Government needs to make good on all its election promises for the NHS, and fast, they say, as latest performance figures issued

Caroline White

Friday, 13 December 2019

The NHS is already “on its knees,” yet winter has barely begun, healthcare leaders have warned in light of the latest set of monthly performance figures issued by NHS England today.

The government needs to make good on all its election promises for the NHS, and fast, amid predictions that this winter will be the worst on record, they say.


There were more attendances in November 2019 than in November 2018 and the daily rate of emergency admissions was the highest on record, the figures show.

There were 2,143,336 attendances at A&E departments or 71,445 a day last month, an increase of 105,489, or 3,516 a day on the equivalent figures for November 2018 – a 5.2% rise.

And there were 559,556 emergency admissions, an average of 18,652 per day, and the highest daily rate on record.

Demand increased across the board, with more attendances, longer waits and higher bed occupancy than in the same period last year. And there’s evidence of a system under enormous strain, and struggling to meet demand.

Overall, ambulance delays were higher this year than in the same period last year.

Niall Dickson, chief executive of the NHS Confederation, commented: “These figures show an NHS on its knees, and it is no wonder that most leaders predict that this winter will be the worst on record.

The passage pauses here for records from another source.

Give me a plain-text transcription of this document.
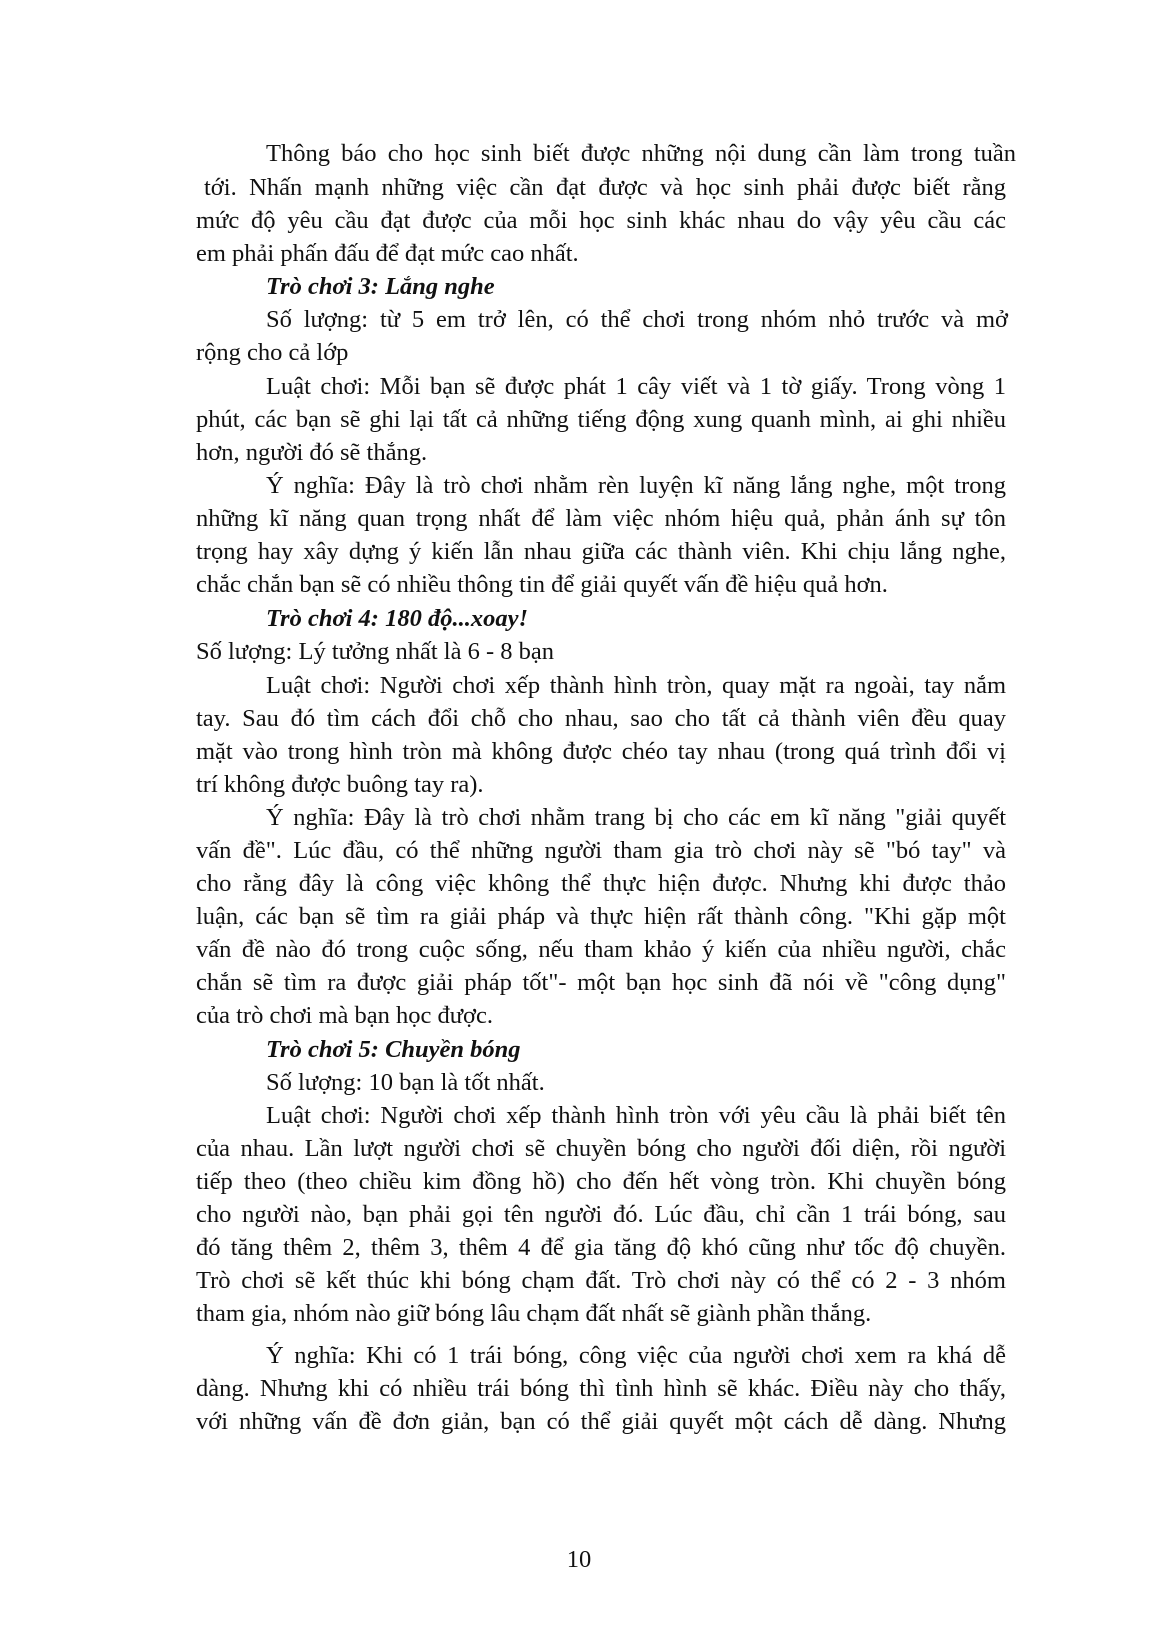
Thông báo cho học sinh biết được những nội dung cần làm trong tuần
tới. Nhấn mạnh những việc cần đạt được và học sinh phải được biết rằng
mức độ yêu cầu đạt được của mỗi học sinh khác nhau do vậy yêu cầu các
em phải phấn đấu để đạt mức cao nhất.
Trò chơi 3: Lắng nghe
Số lượng: từ 5 em trở lên, có thể chơi trong nhóm nhỏ trước và mở
rộng cho cả lớp
Luật chơi: Mỗi bạn sẽ được phát 1 cây viết và 1 tờ giấy. Trong vòng 1
phút, các bạn sẽ ghi lại tất cả những tiếng động xung quanh mình, ai ghi nhiều
hơn, người đó sẽ thắng.
Ý nghĩa: Đây là trò chơi nhằm rèn luyện kĩ năng lắng nghe, một trong
những kĩ năng quan trọng nhất để làm việc nhóm hiệu quả, phản ánh sự tôn
trọng hay xây dựng ý kiến lẫn nhau giữa các thành viên. Khi chịu lắng nghe,
chắc chắn bạn sẽ có nhiều thông tin để giải quyết vấn đề hiệu quả hơn.
Trò chơi 4: 180 độ...xoay!
Số lượng: Lý tưởng nhất là 6 - 8 bạn
Luật chơi: Người chơi xếp thành hình tròn, quay mặt ra ngoài, tay nắm
tay. Sau đó tìm cách đổi chỗ cho nhau, sao cho tất cả thành viên đều quay
mặt vào trong hình tròn mà không được chéo tay nhau (trong quá trình đổi vị
trí không được buông tay ra).
Ý nghĩa: Đây là trò chơi nhằm trang bị cho các em kĩ năng "giải quyết
vấn đề". Lúc đầu, có thể những người tham gia trò chơi này sẽ "bó tay" và
cho rằng đây là công việc không thể thực hiện được. Nhưng khi được thảo
luận, các bạn sẽ tìm ra giải pháp và thực hiện rất thành công. "Khi gặp một
vấn đề nào đó trong cuộc sống, nếu tham khảo ý kiến của nhiều người, chắc
chắn sẽ tìm ra được giải pháp tốt"- một bạn học sinh đã nói về "công dụng"
của trò chơi mà bạn học được.
Trò chơi 5: Chuyền bóng
Số lượng: 10 bạn là tốt nhất.
Luật chơi: Người chơi xếp thành hình tròn với yêu cầu là phải biết tên
của nhau. Lần lượt người chơi sẽ chuyền bóng cho người đối diện, rồi người
tiếp theo (theo chiều kim đồng hồ) cho đến hết vòng tròn. Khi chuyền bóng
cho người nào, bạn phải gọi tên người đó. Lúc đầu, chỉ cần 1 trái bóng, sau
đó tăng thêm 2, thêm 3, thêm 4 để gia tăng độ khó cũng như tốc độ chuyền.
Trò chơi sẽ kết thúc khi bóng chạm đất. Trò chơi này có thể có 2 - 3 nhóm
tham gia, nhóm nào giữ bóng lâu chạm đất nhất sẽ giành phần thắng.
Ý nghĩa: Khi có 1 trái bóng, công việc của người chơi xem ra khá dễ
dàng. Nhưng khi có nhiều trái bóng thì tình hình sẽ khác. Điều này cho thấy,
với những vấn đề đơn giản, bạn có thể giải quyết một cách dễ dàng. Nhưng
10
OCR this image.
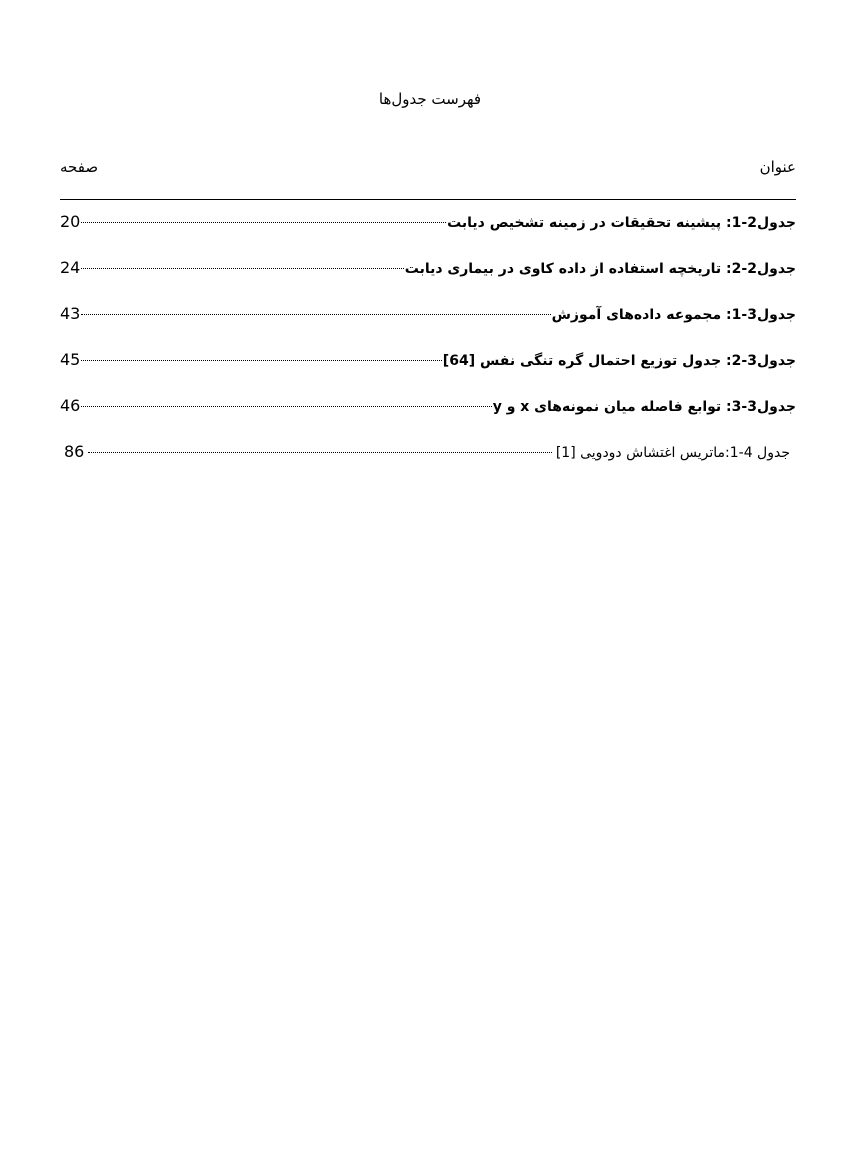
فهرست جدول‌ها
عنوان
صفحه
جدول2-1: پیشینه تحقیقات در زمینه تشخیص دیابت
20
جدول2-2: تاریخچه استفاده از داده کاوی در بیماری دیابت
24
جدول3-1: مجموعه داده‌های آموزش
43
جدول3-2: جدول توزیع احتمال گره تنگی نفس [64]
45
جدول3-3: توابع فاصله میان نمونه‌های x و y
46
جدول 4-1:ماتریس اغتشاش دودویی [1]
86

More and more patients are turning up at emergency departments and there is a limit as to how many they can cope with.       

“Frontline staff are working themselves into the ground but with the current level of vacancies, and ever rising demand, there is only so much they can do.”

He continued: “We need our newly elected government to get to work now with new services in the community that will relieve the pressure on hospitals, as well as action on staffing, social care, and capital investment.”

Richard Murray, chief executive of health think tank, The King’s Fund, described the figures as “sobering.”


He added: “Sustained increases in the number of people needing treatment have not been matched by increases in staff or resources. Hospitals are constantly operating in the red zone, with NHS trusts struggling to cope with more than 100,000 vacancies.”

And he warned: “Winter has only just begun, and the NHS is already stretched to breaking point. Increasing levels of flu and chronic staff shortages exacerbated by the ongoing pension crisis, point to a torrid few months for the health service.

"The new government made a series of promises to invest in NHS buildings and equipment, recruit and retain more staff and develop a plan for reforming social care. These performance figures underline just how urgently the new government needs to act on these pledges.”

GP Dr Rebecca Fisher and senior policy fellow at independent charity, the Health Foundation, agreed.

“This morning the prime minister said the NHS was his ‘top priority’ and today’s figures show the scale of the task ahead for the new government.

“Without more money and more staff it will be challenging for the NHS to reverse the current deterioration. The NHS also needs funding to implement long-term changes to services, from hospitals to general practice, that can keep people healthier for longer.”

And she concluded: “No solution for the NHS can be complete without action on social care. Too many older people and younger people with disabilities do not have the support they need to live safely and independently.

“The safety net is the NHS, but even this is at risk of breaking down if the government doesn’t act swiftly.”